Treść wyjaśnień oskarżonego w zakresie związanym ze sposobem jego działania, które jest przedmiotem osądu w niniejszej sprawie nie w pełni koreluje z wnioskami rzetelnej i fachowej opinii biegłego Z. K..

Co prawda oskarżony przyznał, że krytycznego dnia dusił dłońmi swą matkę, a wcześniej uderzył ją w twarz (k. 57 - 59), lecz w jego wyjaśnieniach próżno szukać wytłumaczenia, w jaki sposób powstały u niej rozległe obrażenia narządów wewnętrznych oraz sińce i otarcia naskórka. Wspomniane wyżej dowody pozwoliły jednak na stwierdzenie, że to wyłącznie oskarżony mógł być sprawcą powstania owych obrażeń ciała A. K. (1), zaś ich charakter i rodzaj, a także umiejscowienie pozwoliły na ustalenie, że R. K. (1) w sposób bliżej nieokreślony bił i kopał (bądź deptał) pokrzywdzoną ze dużą bądź znaczną siłą, co pozostawało w związku przyczynowo – skutkowym z powstaniem stanu niewydolności krążeniowo – oddechowej prowadzącym do jej śmierci. Dodać przy tym trzeba, że ustna uzupełniająca opinia biegłego (k. 595 – 596) nie pozostawiła wątpliwości co do tego, że wszystkie obrażenia stwierdzone u A. K. (1) powstały przyżyciowo, zatem nie mogły być skutkiem akcji reanimacyjnej nieudolnie prowadzonej przez oskarżonego. Biegły nie wykluczył, że R. K. (1) istotnie próbował reanimować matkę. (...) wyczuwalne przez oskarżonego podczas próby reanimacji mogło być wynikiem tarcia odłamów kostnych wcześniej doznanych złamań. Sąd przyjął więc, że reanimacja była prowadzona, jednak nie pozostawiła widocznych śladów na ciele A. K. (1).

Jednocześnie wyjaśnienia oskarżonego o tym, że nie dusił matki mocno i robił to krótko korelują w tym zakresie z opinią biegłego z zakresu medycyny sądowej, który wskazał, że mając na uwadze dużą ilość wynaczynionej krwi do jam surowicznych ciała z uszkodzonych narządów wewnętrznych, wywierany ucisk na narządy szyi nie mógł być zbyt silny czy zbyt długotrwały, gdyż tego typu mechanizm duszenia spowodowałby śmierć w bardzo krótkim czasie, niemal natychmiast, a wraz ustaniem akcji serca zatrzymanie dalszego krwawienia. Choć nie można wykluczyć, że wskutek ucisku doszło do nieodwracalnych zmian w mikrostrukturach mózgowia spowodowanych ostrym stanem niedotlenienia mózgu, co objawia się utratą przytomności, przy jednoczesnym zachowaniu innych ważnych funkcji życiowych w tym oddychania i krążenia.

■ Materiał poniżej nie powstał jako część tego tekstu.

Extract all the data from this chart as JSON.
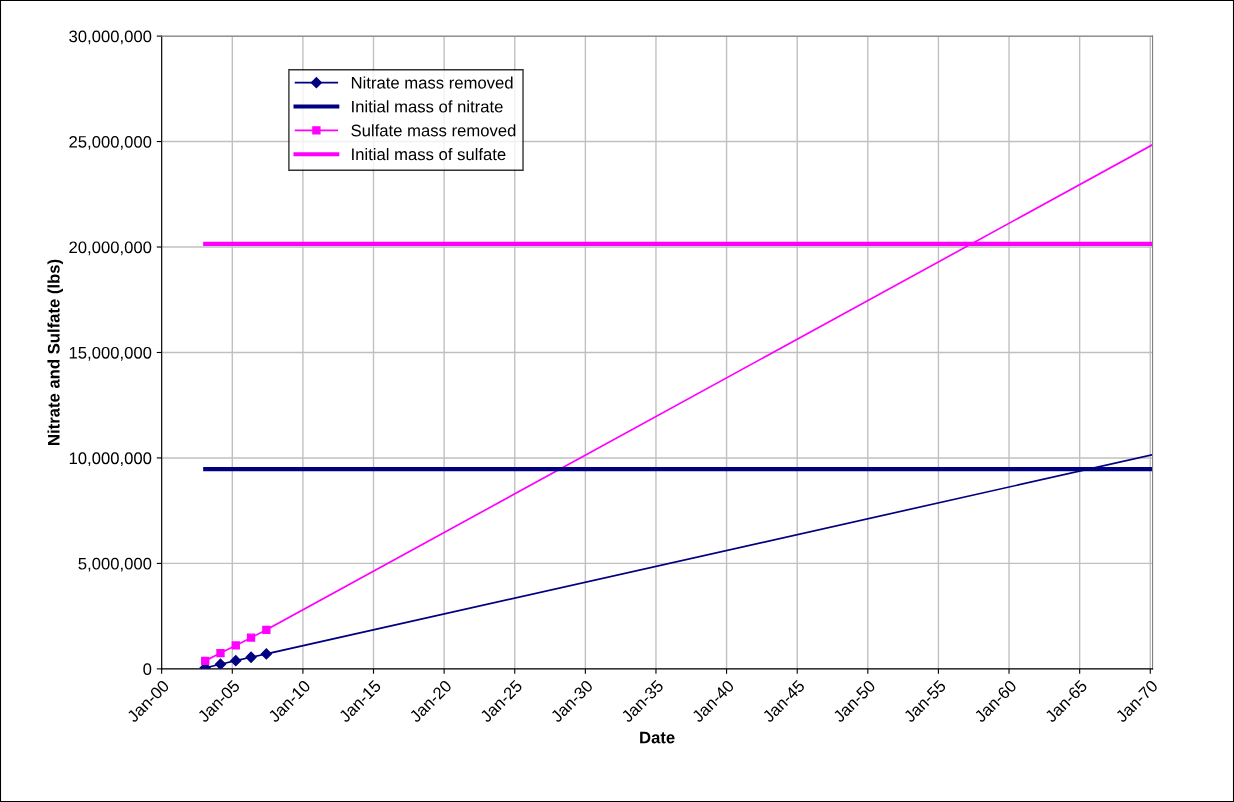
{
  "chart_data": {
    "type": "line",
    "xlabel": "Date",
    "ylabel": "Nitrate and Sulfate (lbs)",
    "xlim": [
      "2000-01-01",
      "2070-03-01"
    ],
    "xticks": [
      {
        "value": "2000-01-01",
        "label": "Jan-00"
      },
      {
        "value": "2005-01-01",
        "label": "Jan-05"
      },
      {
        "value": "2010-01-01",
        "label": "Jan-10"
      },
      {
        "value": "2015-01-01",
        "label": "Jan-15"
      },
      {
        "value": "2020-01-01",
        "label": "Jan-20"
      },
      {
        "value": "2025-01-01",
        "label": "Jan-25"
      },
      {
        "value": "2030-01-01",
        "label": "Jan-30"
      },
      {
        "value": "2035-01-01",
        "label": "Jan-35"
      },
      {
        "value": "2040-01-01",
        "label": "Jan-40"
      },
      {
        "value": "2045-01-01",
        "label": "Jan-45"
      },
      {
        "value": "2050-01-01",
        "label": "Jan-50"
      },
      {
        "value": "2055-01-01",
        "label": "Jan-55"
      },
      {
        "value": "2060-01-01",
        "label": "Jan-60"
      },
      {
        "value": "2065-01-01",
        "label": "Jan-65"
      },
      {
        "value": "2070-01-01",
        "label": "Jan-70"
      }
    ],
    "ylim": [
      0,
      30000000
    ],
    "yticks": [
      {
        "value": 0,
        "label": "0"
      },
      {
        "value": 5000000,
        "label": "5,000,000"
      },
      {
        "value": 10000000,
        "label": "10,000,000"
      },
      {
        "value": 15000000,
        "label": "15,000,000"
      },
      {
        "value": 20000000,
        "label": "20,000,000"
      },
      {
        "value": 25000000,
        "label": "25,000,000"
      },
      {
        "value": 30000000,
        "label": "30,000,000"
      }
    ],
    "grid": true,
    "legend": "top left",
    "series": [
      {
        "color": "#000080",
        "x": [
          "2007-06",
          "2070-03"
        ],
        "values": [
          710000,
          10150000
        ]
      },
      {
        "color": "#ff00ff",
        "x": [
          "2007-06",
          "2070-03"
        ],
        "values": [
          1850000,
          24850000
        ]
      },
      {
        "name": "Nitrate mass removed",
        "color": "#000080",
        "marker": "diamond",
        "x": [
          "2003-02",
          "2004-03",
          "2005-04",
          "2006-05",
          "2007-06"
        ],
        "values": [
          50000,
          220000,
          390000,
          550000,
          710000
        ]
      },
      {
        "name": "Initial mass of nitrate",
        "color": "#000080",
        "x": [
          "2003-02",
          "2070-03"
        ],
        "values": [
          9470000,
          9470000
        ]
      },
      {
        "name": "Sulfate mass removed",
        "color": "#ff00ff",
        "marker": "square",
        "x": [
          "2003-02",
          "2004-03",
          "2005-04",
          "2006-05",
          "2007-06"
        ],
        "values": [
          380000,
          750000,
          1110000,
          1480000,
          1850000
        ]
      },
      {
        "name": "Initial mass of sulfate",
        "color": "#ff00ff",
        "x": [
          "2003-02",
          "2070-03"
        ],
        "values": [
          20150000,
          20150000
        ]
      }
    ]
  }
}
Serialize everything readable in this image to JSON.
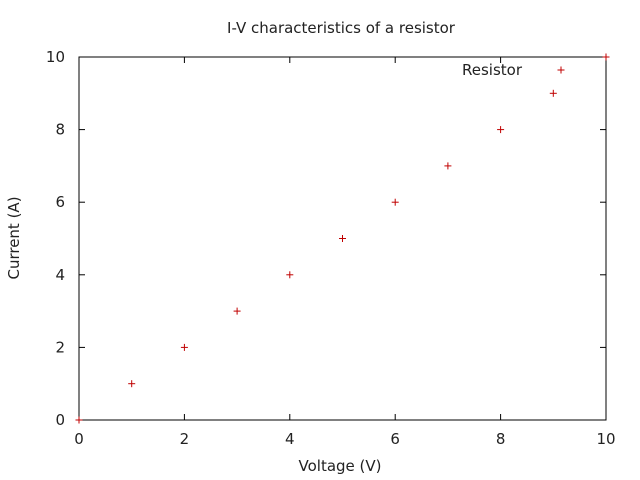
{
  "chart_data": {
    "type": "scatter",
    "title": "I-V characteristics of a resistor",
    "xlabel": "Voltage (V)",
    "ylabel": "Current (A)",
    "xlim": [
      0,
      10
    ],
    "ylim": [
      0,
      10
    ],
    "xticks": [
      0,
      2,
      4,
      6,
      8,
      10
    ],
    "yticks": [
      0,
      2,
      4,
      6,
      8,
      10
    ],
    "grid": false,
    "legend_position": "top-right",
    "series": [
      {
        "name": "Resistor",
        "color": "#c00000",
        "marker": "plus",
        "x": [
          0,
          1,
          2,
          3,
          4,
          5,
          6,
          7,
          8,
          9,
          10
        ],
        "y": [
          0,
          1,
          2,
          3,
          4,
          5,
          6,
          7,
          8,
          9,
          10
        ]
      }
    ]
  }
}
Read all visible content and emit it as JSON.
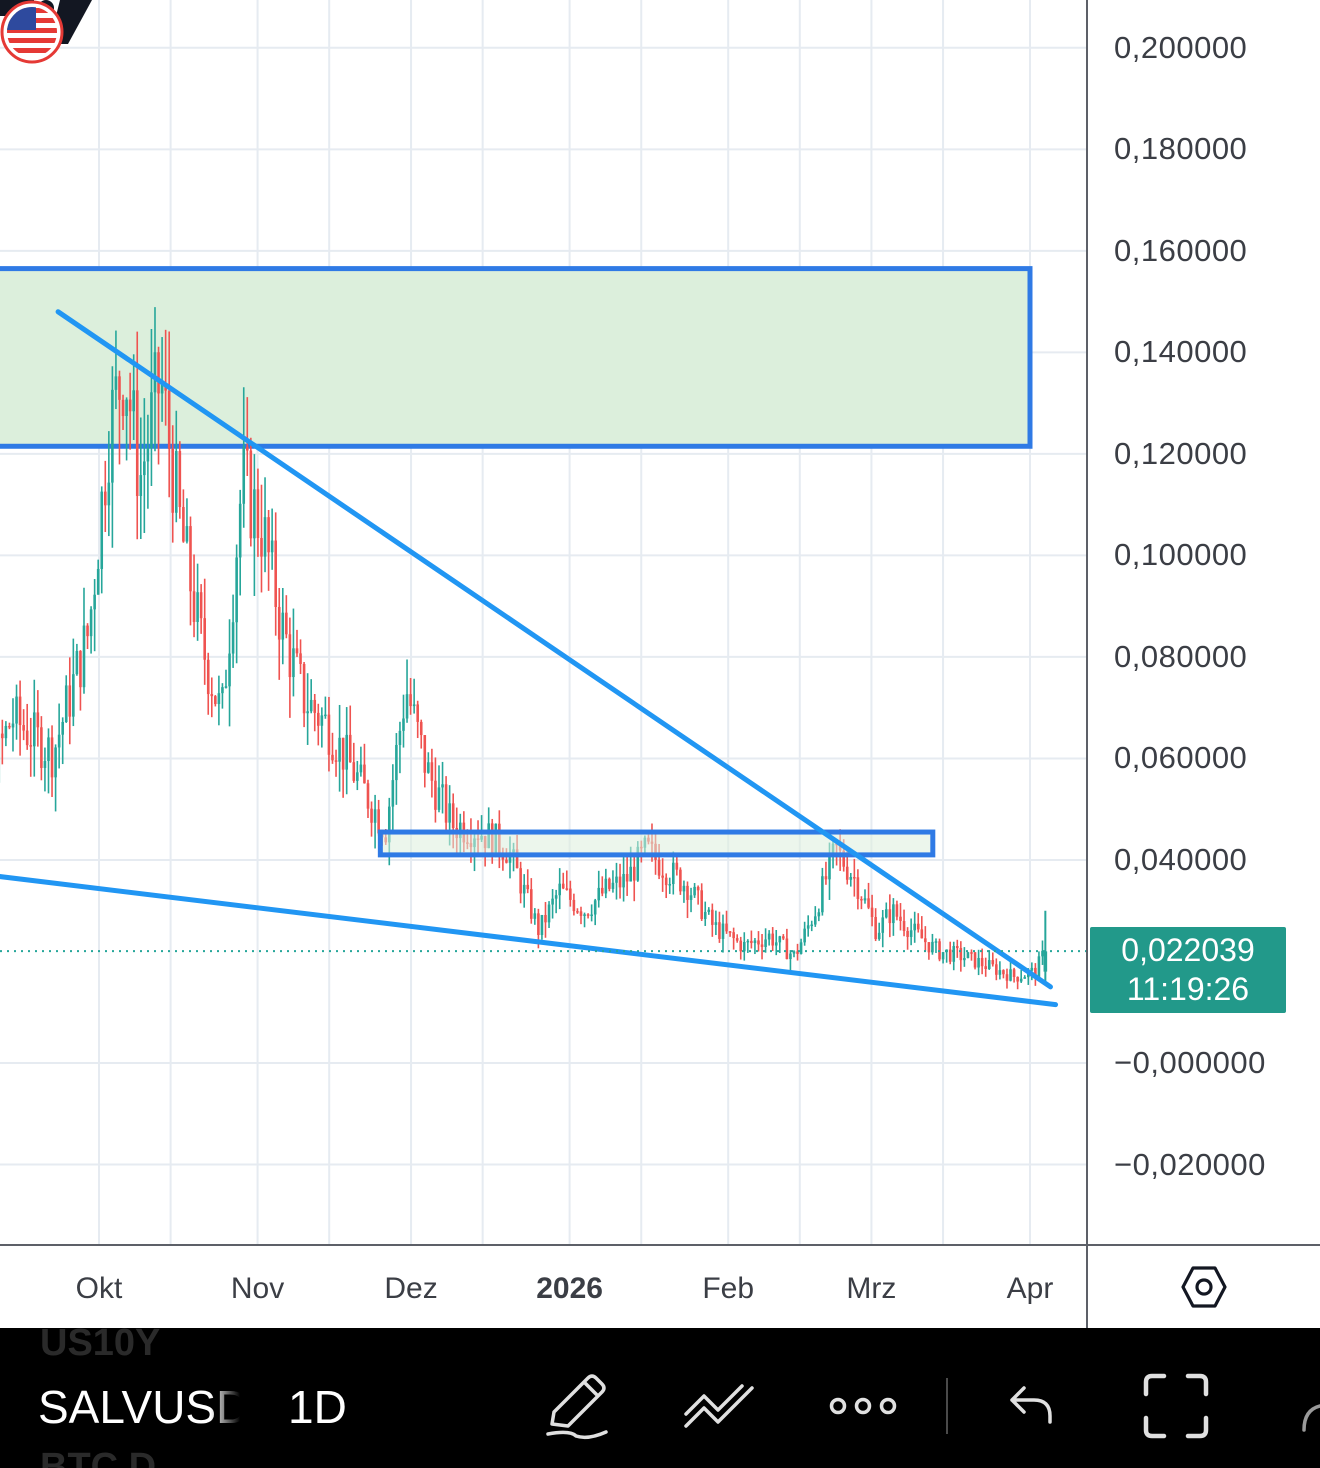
{
  "chart_data": {
    "type": "candlestick",
    "price_axis_labels": [
      "0,200000",
      "0,180000",
      "0,160000",
      "0,140000",
      "0,120000",
      "0,100000",
      "0,080000",
      "0,060000",
      "0,040000",
      "−0,000000",
      "−0,020000"
    ],
    "price_values": [
      0.2,
      0.18,
      0.16,
      0.14,
      0.12,
      0.1,
      0.08,
      0.06,
      0.04,
      0.0,
      -0.02
    ],
    "time_axis_labels": [
      {
        "label": "Okt",
        "date": "2025-10-01",
        "bold": false
      },
      {
        "label": "Nov",
        "date": "2025-11-01",
        "bold": false
      },
      {
        "label": "Dez",
        "date": "2025-12-01",
        "bold": false
      },
      {
        "label": "2026",
        "date": "2026-01-01",
        "bold": true
      },
      {
        "label": "Feb",
        "date": "2026-02-01",
        "bold": false
      },
      {
        "label": "Mrz",
        "date": "2026-03-01",
        "bold": false
      },
      {
        "label": "Apr",
        "date": "2026-04-01",
        "bold": false
      }
    ],
    "last_price": "0,022039",
    "countdown": "11:19:26",
    "last_price_value": 0.022039,
    "up_color": "#26a69a",
    "down_color": "#ef5350",
    "close_path": [
      [
        "2025-09-01",
        0.062
      ],
      [
        "2025-09-08",
        0.052
      ],
      [
        "2025-09-14",
        0.068
      ],
      [
        "2025-09-22",
        0.061
      ],
      [
        "2025-09-29",
        0.085
      ],
      [
        "2025-10-03",
        0.125
      ],
      [
        "2025-10-06",
        0.138
      ],
      [
        "2025-10-09",
        0.115
      ],
      [
        "2025-10-13",
        0.135
      ],
      [
        "2025-10-17",
        0.105
      ],
      [
        "2025-10-21",
        0.083
      ],
      [
        "2025-10-25",
        0.068
      ],
      [
        "2025-10-29",
        0.115
      ],
      [
        "2025-11-02",
        0.105
      ],
      [
        "2025-11-06",
        0.085
      ],
      [
        "2025-11-10",
        0.072
      ],
      [
        "2025-11-15",
        0.066
      ],
      [
        "2025-11-20",
        0.057
      ],
      [
        "2025-11-26",
        0.046
      ],
      [
        "2025-11-30",
        0.074
      ],
      [
        "2025-12-04",
        0.058
      ],
      [
        "2025-12-09",
        0.047
      ],
      [
        "2025-12-14",
        0.046
      ],
      [
        "2025-12-20",
        0.042
      ],
      [
        "2025-12-26",
        0.026
      ],
      [
        "2025-12-30",
        0.034
      ],
      [
        "2026-01-04",
        0.03
      ],
      [
        "2026-01-08",
        0.034
      ],
      [
        "2026-01-12",
        0.036
      ],
      [
        "2026-01-16",
        0.042
      ],
      [
        "2026-01-20",
        0.038
      ],
      [
        "2026-01-24",
        0.035
      ],
      [
        "2026-01-29",
        0.027
      ],
      [
        "2026-02-04",
        0.023
      ],
      [
        "2026-02-09",
        0.025
      ],
      [
        "2026-02-14",
        0.021
      ],
      [
        "2026-02-18",
        0.03
      ],
      [
        "2026-02-22",
        0.042
      ],
      [
        "2026-02-26",
        0.036
      ],
      [
        "2026-03-02",
        0.026
      ],
      [
        "2026-03-05",
        0.03
      ],
      [
        "2026-03-09",
        0.026
      ],
      [
        "2026-03-14",
        0.022
      ],
      [
        "2026-03-19",
        0.021
      ],
      [
        "2026-03-24",
        0.019
      ],
      [
        "2026-03-29",
        0.017
      ],
      [
        "2026-04-02",
        0.018
      ],
      [
        "2026-04-04",
        0.022
      ]
    ],
    "final_candle": {
      "date": "2026-04-04",
      "open": 0.018,
      "high": 0.03,
      "low": 0.016,
      "close": 0.022
    }
  },
  "drawings": {
    "zone_color": "#dcefdc",
    "zone_border_color": "#2f7ae5",
    "trendline_color": "#2196f3",
    "resistance_zone": {
      "top": 0.1565,
      "bottom": 0.1215,
      "start": "2025-08-20",
      "end": "2026-04-01"
    },
    "support_zone": {
      "top": 0.0455,
      "bottom": 0.041,
      "start": "2025-11-25",
      "end": "2026-03-13"
    },
    "upper_trendline": {
      "p1": [
        "2025-09-23",
        0.148
      ],
      "p2": [
        "2026-04-05",
        0.015
      ]
    },
    "lower_trendline": {
      "p1": [
        "2025-08-20",
        0.0395
      ],
      "p2": [
        "2026-04-06",
        0.0115
      ]
    }
  },
  "toolbar": {
    "symbol": "SALVUSD",
    "interval": "1D",
    "ghost_above": "US10Y",
    "ghost_below": "BTC.D"
  },
  "icons": {
    "logo": "tradingview-logo-icon",
    "flag": "us-flag-icon",
    "settings": "axis-settings-icon",
    "draw": "pencil-icon",
    "trendline": "trendline-tool-icon",
    "more": "more-dots-icon",
    "undo": "undo-icon",
    "fullscreen": "fullscreen-icon"
  }
}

Sąd ocenił, że oskarżony wielokrotnie deklarując swoją miłość i przywiązanie do matki nie był szczery w swoich wyjaśnieniach. Traktował ją bowiem źle, znęcał się nad nią, wyładowywał na niej swoje emocje, całkowicie zdominował, swoim zachowaniem wprowadzając ją do stan permanentnego strachu i wyczerpania nerwowego. Oskarżony w sposób wulgarny odnosił się do matki, a także do upominających są sąsiadów i rodziny. Żaden ze świadków, w tym członkowie najbliższej rodziny nie potwierdzili, by R. K. (1) faktycznie darzył matkę taką miłością, na jaką wskazywał.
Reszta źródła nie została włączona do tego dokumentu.